Eyüp Sultan Mosque itself is interesting but it's not the original. Today's mosque dates from 1800. There always seems to be a line outside the shrine containing the body of Eyüp al Ansari. Some of the tile work is very interesting. While the mosque can be extremely crowded on Fridays for prayer service -- it's a favorite place for politicians to come for the Friday prayer service -- the Eyüp Municipality's mehter band (Janissary band) gives a performance beforehand. The municipality has also set up a restaurant and coffeehouse nearby where you can get some refreshments. There are also some restaurants in town that offer lamb for example, roasted over a bed of charcoal in front of your very eyes.

While the gardens don't exist any more, there are people who still have some farms where they raise and sell plants and trees, and it is known as one of the best places in the city to buy outside of Eminönü or the Belgrade Forest.

From Eyüp, you might want to explore the Pierre Loti Café, a walkable distance but all uphill.

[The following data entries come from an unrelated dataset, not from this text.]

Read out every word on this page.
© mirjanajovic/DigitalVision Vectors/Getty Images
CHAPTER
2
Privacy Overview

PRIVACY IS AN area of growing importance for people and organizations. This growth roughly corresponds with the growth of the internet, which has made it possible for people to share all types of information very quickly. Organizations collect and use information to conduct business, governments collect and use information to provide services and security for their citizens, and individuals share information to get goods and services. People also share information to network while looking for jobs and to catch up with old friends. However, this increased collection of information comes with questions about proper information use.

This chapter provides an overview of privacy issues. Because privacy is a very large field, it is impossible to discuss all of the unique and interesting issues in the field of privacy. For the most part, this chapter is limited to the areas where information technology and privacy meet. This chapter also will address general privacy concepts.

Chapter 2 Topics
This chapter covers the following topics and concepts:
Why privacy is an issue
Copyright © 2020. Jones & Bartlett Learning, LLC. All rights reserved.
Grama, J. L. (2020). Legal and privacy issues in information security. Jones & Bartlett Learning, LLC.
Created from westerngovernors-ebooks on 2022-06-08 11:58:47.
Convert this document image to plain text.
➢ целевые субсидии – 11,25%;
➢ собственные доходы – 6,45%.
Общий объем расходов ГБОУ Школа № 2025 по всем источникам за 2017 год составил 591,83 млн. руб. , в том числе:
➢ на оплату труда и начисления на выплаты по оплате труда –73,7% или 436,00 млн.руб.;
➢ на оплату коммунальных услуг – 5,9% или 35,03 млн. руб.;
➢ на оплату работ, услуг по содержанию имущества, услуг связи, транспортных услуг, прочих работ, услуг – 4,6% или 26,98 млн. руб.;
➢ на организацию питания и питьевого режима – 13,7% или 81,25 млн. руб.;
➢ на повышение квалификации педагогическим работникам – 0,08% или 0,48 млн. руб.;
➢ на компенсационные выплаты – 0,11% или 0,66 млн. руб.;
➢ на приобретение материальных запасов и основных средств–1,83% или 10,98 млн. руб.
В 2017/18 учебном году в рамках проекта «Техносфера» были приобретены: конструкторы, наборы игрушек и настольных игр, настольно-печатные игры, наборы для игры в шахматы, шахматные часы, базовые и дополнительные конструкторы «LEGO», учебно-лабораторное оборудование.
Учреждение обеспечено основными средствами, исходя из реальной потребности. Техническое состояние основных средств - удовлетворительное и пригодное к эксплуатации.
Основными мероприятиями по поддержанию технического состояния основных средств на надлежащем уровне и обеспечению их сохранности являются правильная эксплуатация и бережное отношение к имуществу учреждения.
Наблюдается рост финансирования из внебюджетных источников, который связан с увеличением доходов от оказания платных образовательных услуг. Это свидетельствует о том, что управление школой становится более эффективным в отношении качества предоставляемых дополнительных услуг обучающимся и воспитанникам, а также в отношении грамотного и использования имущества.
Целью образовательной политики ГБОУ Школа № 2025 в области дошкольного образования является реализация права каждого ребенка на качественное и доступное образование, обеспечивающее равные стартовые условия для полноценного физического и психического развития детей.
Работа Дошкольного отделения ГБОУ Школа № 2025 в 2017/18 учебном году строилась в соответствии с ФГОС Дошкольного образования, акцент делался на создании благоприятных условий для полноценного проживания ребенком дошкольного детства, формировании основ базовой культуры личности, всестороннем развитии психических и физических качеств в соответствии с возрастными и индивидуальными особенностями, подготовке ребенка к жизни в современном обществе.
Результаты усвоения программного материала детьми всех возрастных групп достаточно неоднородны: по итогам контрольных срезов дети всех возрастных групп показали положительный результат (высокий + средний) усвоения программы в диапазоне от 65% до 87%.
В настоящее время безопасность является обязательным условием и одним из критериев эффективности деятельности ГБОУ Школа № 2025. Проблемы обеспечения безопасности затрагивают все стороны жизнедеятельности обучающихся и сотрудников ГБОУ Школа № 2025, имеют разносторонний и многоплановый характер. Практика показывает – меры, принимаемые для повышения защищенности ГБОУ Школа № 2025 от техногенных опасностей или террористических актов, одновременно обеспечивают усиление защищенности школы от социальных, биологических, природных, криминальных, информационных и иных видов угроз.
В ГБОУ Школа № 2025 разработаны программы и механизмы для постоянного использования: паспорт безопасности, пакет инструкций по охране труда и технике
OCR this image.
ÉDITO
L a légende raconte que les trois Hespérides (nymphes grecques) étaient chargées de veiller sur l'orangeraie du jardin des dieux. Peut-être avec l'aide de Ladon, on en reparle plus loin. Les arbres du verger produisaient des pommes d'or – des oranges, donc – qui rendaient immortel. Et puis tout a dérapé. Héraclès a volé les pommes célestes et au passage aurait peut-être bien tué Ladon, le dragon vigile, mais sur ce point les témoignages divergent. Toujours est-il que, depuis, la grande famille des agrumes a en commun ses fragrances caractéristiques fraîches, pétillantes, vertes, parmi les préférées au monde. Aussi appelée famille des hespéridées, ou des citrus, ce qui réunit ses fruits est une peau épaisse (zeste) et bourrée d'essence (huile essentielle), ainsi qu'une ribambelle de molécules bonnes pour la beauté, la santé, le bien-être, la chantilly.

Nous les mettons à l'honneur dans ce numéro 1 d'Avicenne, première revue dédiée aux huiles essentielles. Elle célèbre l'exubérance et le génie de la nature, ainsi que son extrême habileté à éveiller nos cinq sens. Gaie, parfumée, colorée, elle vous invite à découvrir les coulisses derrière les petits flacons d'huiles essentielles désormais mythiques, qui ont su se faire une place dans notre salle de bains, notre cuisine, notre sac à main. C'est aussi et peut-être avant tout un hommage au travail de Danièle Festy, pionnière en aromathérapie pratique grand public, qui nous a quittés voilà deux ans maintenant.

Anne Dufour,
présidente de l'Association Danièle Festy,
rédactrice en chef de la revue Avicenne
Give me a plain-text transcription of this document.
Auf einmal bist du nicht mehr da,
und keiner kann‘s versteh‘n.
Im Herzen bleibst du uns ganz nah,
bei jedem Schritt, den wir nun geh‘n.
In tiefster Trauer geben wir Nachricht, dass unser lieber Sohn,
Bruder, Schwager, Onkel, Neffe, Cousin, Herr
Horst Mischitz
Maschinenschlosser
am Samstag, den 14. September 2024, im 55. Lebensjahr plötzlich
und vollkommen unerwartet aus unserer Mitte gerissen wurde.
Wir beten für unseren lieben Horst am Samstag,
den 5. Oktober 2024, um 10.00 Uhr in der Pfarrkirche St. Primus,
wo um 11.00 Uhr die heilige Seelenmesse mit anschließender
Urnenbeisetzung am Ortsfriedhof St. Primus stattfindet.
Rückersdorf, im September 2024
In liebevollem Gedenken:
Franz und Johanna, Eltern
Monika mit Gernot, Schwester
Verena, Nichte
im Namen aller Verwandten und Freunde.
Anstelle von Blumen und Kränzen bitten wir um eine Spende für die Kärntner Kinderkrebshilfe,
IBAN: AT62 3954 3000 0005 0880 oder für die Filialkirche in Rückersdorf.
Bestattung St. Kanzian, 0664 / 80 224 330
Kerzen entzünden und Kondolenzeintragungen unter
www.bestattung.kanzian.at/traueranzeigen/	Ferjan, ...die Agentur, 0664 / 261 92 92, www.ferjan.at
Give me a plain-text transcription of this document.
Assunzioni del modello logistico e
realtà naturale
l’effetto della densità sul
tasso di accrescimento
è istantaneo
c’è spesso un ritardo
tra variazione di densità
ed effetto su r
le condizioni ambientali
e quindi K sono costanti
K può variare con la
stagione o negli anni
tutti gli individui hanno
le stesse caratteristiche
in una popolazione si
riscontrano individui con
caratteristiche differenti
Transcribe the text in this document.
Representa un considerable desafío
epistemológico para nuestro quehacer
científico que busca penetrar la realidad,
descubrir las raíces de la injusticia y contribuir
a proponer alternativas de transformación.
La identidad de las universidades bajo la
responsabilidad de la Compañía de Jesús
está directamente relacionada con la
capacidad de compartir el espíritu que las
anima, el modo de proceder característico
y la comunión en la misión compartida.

Not too long ago, the Eyüp Municipality had a cable car built so that you can easily get there; it's much nicer to walk downhill. Pierre Loti was a 19th century French writer who was in love with Turkey and wrote a number of novels based in Turkey. He is supposed to have written them in this little teahouse that offers a splendid view from the head of the Golden Horn all the way to Topkapı Palace. It's a pleasant way to wind up a visit to Eyüp.